Default value for include_media_images_as_context in generate(). Defaults to True.

True
max_concurrent_requests int

Default maximum number of concurrent LLM requests per generate() call when max_concurrent_requests is not provided to generate(). Defaults to DEFAULT_MAX_CONCURRENT_REQUESTS.

DEFAULT_MAX_CONCURRENT_REQUESTS

Raises:

Type Description
ValueError

If max_concurrent_requests is less than 1.

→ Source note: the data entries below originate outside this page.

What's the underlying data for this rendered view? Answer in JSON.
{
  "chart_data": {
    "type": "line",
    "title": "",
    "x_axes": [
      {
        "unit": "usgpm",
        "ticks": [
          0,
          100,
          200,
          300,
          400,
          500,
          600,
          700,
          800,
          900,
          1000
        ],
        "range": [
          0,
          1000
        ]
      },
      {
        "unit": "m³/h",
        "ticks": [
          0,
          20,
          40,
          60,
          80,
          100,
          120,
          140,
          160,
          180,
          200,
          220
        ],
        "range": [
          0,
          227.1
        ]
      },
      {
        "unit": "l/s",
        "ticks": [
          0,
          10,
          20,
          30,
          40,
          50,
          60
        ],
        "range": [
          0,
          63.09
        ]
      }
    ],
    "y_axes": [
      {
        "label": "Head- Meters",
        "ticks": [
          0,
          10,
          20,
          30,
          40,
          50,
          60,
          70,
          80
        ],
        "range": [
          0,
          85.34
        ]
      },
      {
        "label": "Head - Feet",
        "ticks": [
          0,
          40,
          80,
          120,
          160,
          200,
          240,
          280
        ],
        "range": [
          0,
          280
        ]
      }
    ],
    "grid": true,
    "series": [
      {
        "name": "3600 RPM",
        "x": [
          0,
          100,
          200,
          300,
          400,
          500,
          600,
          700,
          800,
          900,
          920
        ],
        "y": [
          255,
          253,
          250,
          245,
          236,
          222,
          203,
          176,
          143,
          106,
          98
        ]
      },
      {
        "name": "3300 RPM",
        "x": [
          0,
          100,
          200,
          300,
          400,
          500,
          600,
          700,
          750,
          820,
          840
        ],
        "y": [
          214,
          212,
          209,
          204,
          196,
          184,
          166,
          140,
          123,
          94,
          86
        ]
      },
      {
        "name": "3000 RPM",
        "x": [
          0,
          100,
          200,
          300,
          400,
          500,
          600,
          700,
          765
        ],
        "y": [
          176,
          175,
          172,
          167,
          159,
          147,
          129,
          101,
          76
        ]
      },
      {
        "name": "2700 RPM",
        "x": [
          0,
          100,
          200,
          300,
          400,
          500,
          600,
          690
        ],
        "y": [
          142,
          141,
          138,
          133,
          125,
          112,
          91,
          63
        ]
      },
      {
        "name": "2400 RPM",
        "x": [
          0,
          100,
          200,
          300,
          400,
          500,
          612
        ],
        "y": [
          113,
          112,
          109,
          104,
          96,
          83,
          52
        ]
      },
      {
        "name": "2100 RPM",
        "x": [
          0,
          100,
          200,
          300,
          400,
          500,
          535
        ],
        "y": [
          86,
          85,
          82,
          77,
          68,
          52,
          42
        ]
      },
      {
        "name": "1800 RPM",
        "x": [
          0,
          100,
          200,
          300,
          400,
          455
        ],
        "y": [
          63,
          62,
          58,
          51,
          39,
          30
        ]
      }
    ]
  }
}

generate(elements, **kwargs)

Rewrite element.text for elements matching structures_to_rewrite using an LLM.

Parameters:

Name Type Description Default
elements list[dict[str, Any]]

List of dictionaries containing elements to be processed.

required
**kwargs Any

Additional keyword arguments for the LLM text rewrite process.

{}
Kwargs

text_rewrite_enabled (bool, optional): Whether to enable LLM text rewriting. Defaults to True or the value configured in init. structures_to_rewrite (list[str], optional): List of element structure types whose text field should be rewritten. Elements with structures not in this list are passed through unchanged. Defaults to the value configured in init (applies rewriting to all structures if None). model_id (str, optional): The ID of the model to use for text rewriting. Defaults to DEFAULT_MODEL_ID or the value configured in init. system_prompt (str, optional): The system prompt to use for text rewriting. Defaults to DEFAULT_SYSTEM_PROMPT or the value configured in init. user_prompt (str, optional): The user prompt template for text rewriting. Must contain a {text} placeholder. Defaults to DEFAULT_USER_PROMPT or the value configured in init. default_hyperparameters (dict[str, Any], optional): Additional hyperparameters passed to the LMInvoker configuration. Defaults to {} or the value configured in init. retry_config (dict[str, Any], optional): Retry configuration passed to the LMInvoker. Defaults to {} or the value configured in init. include_media_images_as_context (bool, optional): Whether to attach associated media images from element.metadata.media as visual context when invoking the LLM. Defaults to True or the value configured in init. max_concurrent_requests (int, optional): Maximum number of LLM requests in flight at once for this generate() call. Defaults to the value configured in init.

Returns:

Type Description
list[dict[str, Any]]

list[dict[str, Any]]: List of dictionaries with text rewritten for matching elements. Non-matching elements are returned unchanged.

Raises:

Type Description
ValueError

If max_concurrent_requests is less than 1.

__getattr__(name)

Lazily import classes that depend on optional extras.

Parameters:

Name Type Description Default
name str

The attribute name being accessed on this module.

required

Returns:

Name Type Description
type type

The requested class, imported from its submodule on first access.

Raises:

Type Description
ImportError

If the class is found in _OPTIONAL_IMPORTS but its required extra is not installed.

AttributeError

If name is not a known attribute of this module.